Ia diangkat menjadi dosen di
Universitas Fribourg pada tahun 1925 dan dikukuhkan menjadi guru besar pada
tahun 1929. Tokoh orientalis ini bahkan pernah mengajar bahasa Arab dan bahasa
Suryani di Universitas Fuad Awal (sekarang Universitas Kairo) di Mesir dan
diangkat sebagai guru besar.
Joseph Shacht pindah ke Inggris dari
Mesir pada perang dunia ke II dan bekerja di radio BBC, menariknya sekalipun
Joseph shacht ini berasal dari Jerman, dia memihak pada Inggris bahkan iapun
menikah dengan perempuan Inggris. Dengan ketekunan dan kesabarannya dan tidak
pandang unmur, sekalipun ia adalah seorang Profesor Doktor yang muda dan
berbakat, ia diangkat menjadi Profesor pada Umr 27 ia melanjutkan studinya
kembali pada program magister dan Doktor di pasca sarjana universitas Oxfotd
pada tahun 1948-1952.
Iapun meninggalkan Inggris pindah ke
Belanda pada tahun 1954 dan mengajar di Universitas Laiden serta diangkat
sebagai guru besar di Universitas tersebut. Joseph Shacht juga pindah ke New
York dan mengajar di Universitas Columbia dan juga menjadi guru besar sampai ia
meninggal pada tahun 1969.[4]
Menyoal
Proyek Joseph Schacht “Projecting Back”
Tawaran Schacht dalam mengkritisi
otentisitas hadis ini sangat menarik apabila kita kaji yakni teori “projecting
back”. Teori projecting back adalah proyeksi ke belakang, dimana menisbatkan
argumentasi ulama-ulama abad kedua dan ketiga hijriyah kepada ulama-ulama yang
terdahulu atau ulama abad sebelum kedua hijriyah, orang Iraq menisbatkan
pendapat mereka kepada Ibrahim an-Nakha’I misalnya (wafat 95 H). teori ini
lebih memprioritaskan kritikannya pada sanad hadis daripada matannya. Ia
berpendapat bahwa hadis Nabi itu adalah produk ulama pada abad akhir hijriyah,
rentetan perawi yang terdapat pada sanad hadis itu hanyalah rekayasa ulama
akhir hijriyah, apalagi hadis-hadis tentang hukum, rasionalisasi menurut
Schacht bahwa apabila hadis hukum itu sudah ada pada zaman Nabi, maka
hadis-hadis tersebut pasti digunakan dalam diskusi-diskusi atau dijadikan
hujjah. Sedangkan faktanya pada abad tersebut tidak terjadi seperti demikian “The
best way to proving that a tradition did not exist at a certain time, is
to show that it was not used as a legal argument in a discussion which would
have made reference to it, if it had existing ”[5].
Jadi tawaran Schacht ini
menyimpulkan bahwa rentetan perawi ini
sengaja direkayasa dan sengaja diambil tokoh-tokoh yang terkenal di setiap
zamannya.[6]
Masih
menurut Schacht, ia mengklaim bahwa kitab kutub as-sittah yang notabene
adalah kitab referensi utama hadis umat Islam tidak dapat dijamin keasliannya “even
the classical corpus contain a great many tradition wich cannot possibly be
authentic”[7].
Dan menurutnya juga bahwa sistem mulai diadakannya sanad atau istilah sanad ini
baru muncul pada abad kedua hijriyah “the reguler practice of using isnad is
older than the beginning of the second century”[8]

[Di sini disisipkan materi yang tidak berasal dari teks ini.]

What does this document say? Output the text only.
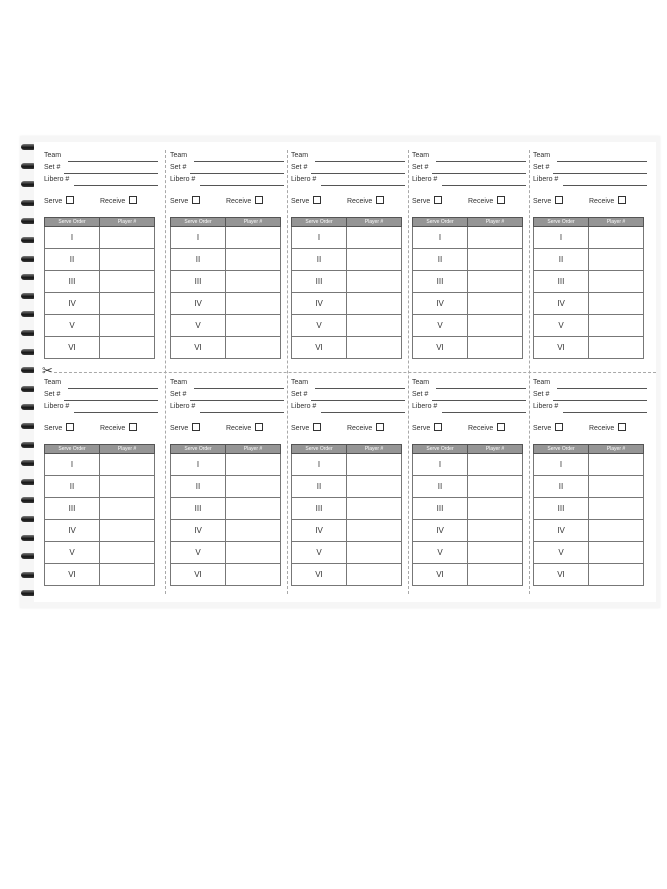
✂
Team
Set #
Libero #
Serve	Receive
Serve Order	Player #
I	
II	
III	
IV	
V	
VI	
Team
Set #
Libero #
Serve	Receive
Serve Order	Player #
I	
II	
III	
IV	
V	
VI	
Team
Set #
Libero #
Serve	Receive
Serve Order	Player #
I	
II	
III	
IV	
V	
VI	
Team
Set #
Libero #
Serve	Receive
Serve Order	Player #
I	
II	
III	
IV	
V	
VI	
Team
Set #
Libero #
Serve	Receive
Serve Order	Player #
I	
II	
III	
IV	
V	
VI	
Team
Set #
Libero #
Serve	Receive
Serve Order	Player #
I	
II	
III	
IV	
V	
VI	
Team
Set #
Libero #
Serve	Receive
Serve Order	Player #
I	
II	
III	
IV	
V	
VI	
Team
Set #
Libero #
Serve	Receive
Serve Order	Player #
I	
II	
III	
IV	
V	
VI	
Team
Set #
Libero #
Serve	Receive
Serve Order	Player #
I	
II	
III	
IV	
V	
VI	
Team
Set #
Libero #
Serve	Receive
Serve Order	Player #
I	
II	
III	
IV	
V	
VI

Apabila kita lihat dari berbagai
pendapat yang diungkapkan oleh Joseph Schaht ini lebih menitik beratkan pada
waktu dan umurnya istilah-istilah yang digunakan oleh orang Islam dalam
mengkaji hadis serta banyak mempertanyakan hal ihwal tentang keaslian hadis
ini. Orientalis yang satu ini memang sangat berani dalam melancarkan proyeknya,
dengan argumentasi-argumentasinya dia berusaha menelaah hadis-hadis yang
menurutnya tipertanyakan otentisitas dan validitasnya.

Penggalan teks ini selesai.